TextSniper enables optical character recognition (OCR) for extracting text from any visible screen content. The app captures text from YouTube videos, PDFs, images, presentations, webpages, and video tutorials using a keyboard shortcut (CMD+Shift+2). ($7.99-$11.99, one-time)
The menu bar utility operates without cluttering the dock, providing instant copy-to-clipboard functionality. Users can extract text from non-selectable sources including screenshots, scanned documents, and video frames. The app includes QR code and barcode scanning capabilities, plus text-to-speech for accessibility needs.
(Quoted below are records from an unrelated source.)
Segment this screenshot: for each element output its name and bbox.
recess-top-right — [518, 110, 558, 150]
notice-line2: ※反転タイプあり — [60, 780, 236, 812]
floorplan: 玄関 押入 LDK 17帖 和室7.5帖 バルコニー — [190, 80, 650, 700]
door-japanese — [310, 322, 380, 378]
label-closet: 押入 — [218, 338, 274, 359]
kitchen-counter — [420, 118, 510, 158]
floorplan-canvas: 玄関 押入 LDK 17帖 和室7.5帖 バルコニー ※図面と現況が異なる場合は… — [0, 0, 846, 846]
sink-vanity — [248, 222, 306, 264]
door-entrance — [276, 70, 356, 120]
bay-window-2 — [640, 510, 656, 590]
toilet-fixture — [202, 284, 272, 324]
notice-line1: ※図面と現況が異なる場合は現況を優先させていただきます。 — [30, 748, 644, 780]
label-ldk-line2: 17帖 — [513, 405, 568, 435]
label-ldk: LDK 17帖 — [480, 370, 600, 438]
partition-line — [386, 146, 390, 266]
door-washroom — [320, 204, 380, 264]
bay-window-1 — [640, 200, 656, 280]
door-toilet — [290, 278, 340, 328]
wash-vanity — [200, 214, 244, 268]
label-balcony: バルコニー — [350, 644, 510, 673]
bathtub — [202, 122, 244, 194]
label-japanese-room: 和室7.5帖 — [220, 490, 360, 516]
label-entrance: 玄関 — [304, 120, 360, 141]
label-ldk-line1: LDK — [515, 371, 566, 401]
Language support varies by macOS version. Catalina provides English only, while Big Sur and Monterey add Spanish, German, French, Italian, Portuguese, and Chinese (Simplified/Traditional). Ventura adds Japanese, Korean, Ukrainian, and Russian. All text processing occurs on-device using macOS’s built-in OCR frameworks.
The app offers customizable keyboard shortcuts and integrates naturally into existing workflows. Pricing includes a license for 1 Mac ($7.99), 3 Macs ($9.99), or unlimited devices ($11.99 via Mac App Store). A 7-day free trial is available with a money-back guarantee.
System requirements: macOS Catalina or newer. Compatible with M1 and Intel Macs. App is notarized by Apple for security verification.
Limitations: Recognition accuracy decreases with symbol-heavy content like source code. Language support depends on macOS version, limiting multilingual workflows on older systems.
Alternatives: macOS built-in text recognition (macOS Monterey+), Adobe Acrobat OCR, Google Lens.
Suitable for users who frequently extract text from videos, presentations, or non-editable documents. Particularly useful for foreign language learners, content creators, researchers, and users with accessibility needs like dyslexia support.